Não faltam estímulos, inclusive por parte da mídia, para que tal ocorra. Pesquisas de opinião - ontem foi publicada uma, pelo Correiro Braziliense - demonstram que há lastro popular para a proposta. O governo, no entanto, não ousa ousar. Sente-se mais seguro na queda de braço com o Congresso. Prefere resolver o assunto no tapetão.
A convocação do plebiscito, além dos desafios de administrá-lo - e da taxa de imponderabilidade que sempre convive com as consultas populares -, aprofunda ressentimentos na área parlamentar. Convocar o plebiscito como reprimenda ao Congresso é um gesto de hostilidade política que não ficará sem troco.

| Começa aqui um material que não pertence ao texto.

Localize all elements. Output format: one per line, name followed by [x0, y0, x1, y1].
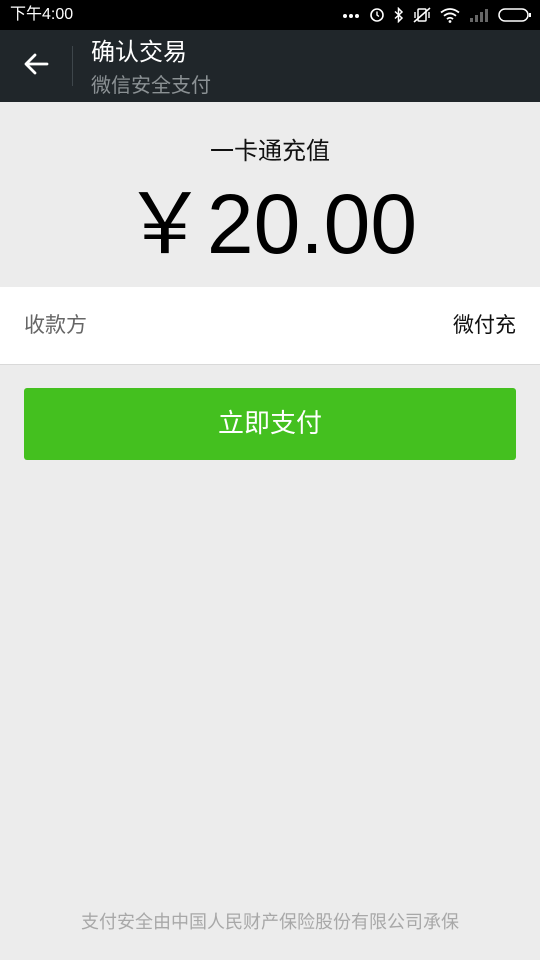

O governo, para dar curso a seu programa de reformas, ainda depende de numerosas negociações futuras com o Congresso. Eu não ajudo as dificuldades, costuma dizer o presidente. O plebiscito é uma carta na manga, a ser utilizada em situação extrema. Ele ainda não identifica nas dificuldades atuais esse tom terminal. Independentemente do resultado da votação de ontem (que o horário de fechamento desta coluna não permitiu acompanhar), há ainda muito jogo pela frente.
O que está em curso é a lógica clássica do fisiologismo, de criar dificuldades para vender facilidades. É disso que o processo político baseado em interesses clientelistas se alimenta. Não há como lidar com um quadro partidário como o brasileiro em outras bases. Para mudar o que aí está, há duas alternativas: 1) fechar o Congresso e restabelecer a ditadura; 2) promover reforma política ampla, baseada no estabelecimento do princípio da fidelidade partidária.
O que está em
curso é a lógica
clássica do
fisiologismo
A primeira alternativa já foi posta em prática algumas vezes e não funcionou. Muito pelo contrário, acabou tornando o processo político ainda mais espúrio e disfuncional. Está, pois, fora de foco. A segunda, recomendada numerosas vezes pelo vice Marco Marciel, perdeu seu momento mais oportuno - o início do governo.
Maciel dizia que a reeleição deveria constar de um amplo pacote de reformas políticas. Votada isoladamente seria problemática. Não deu outra. O tal pacote deveria ter sido apresentado no primeiro semestre do mandato de Fernando Henrique. Por tradição, o Congresso não nega nada a um presidente recém-eleito. A Collor, por exemplo, concedeu até o confisco do dinheiro da polulação.
A Fernando Henrique, eleito em condições bem mais expressivas que Collor, não negaria a reforma política. Perdeu-se, porém, o timing e não adianta chorar o leite derramado. O que resta é uma base política eclética e unida por meio de interesses clientelistas, que, em sua maioria, só entende a linguagem objetiva do toma-lá-dá-cá. O presidente só tem duas alternativas: ou desiste ou adere. Adivinhem o que ele está preferindo fazer.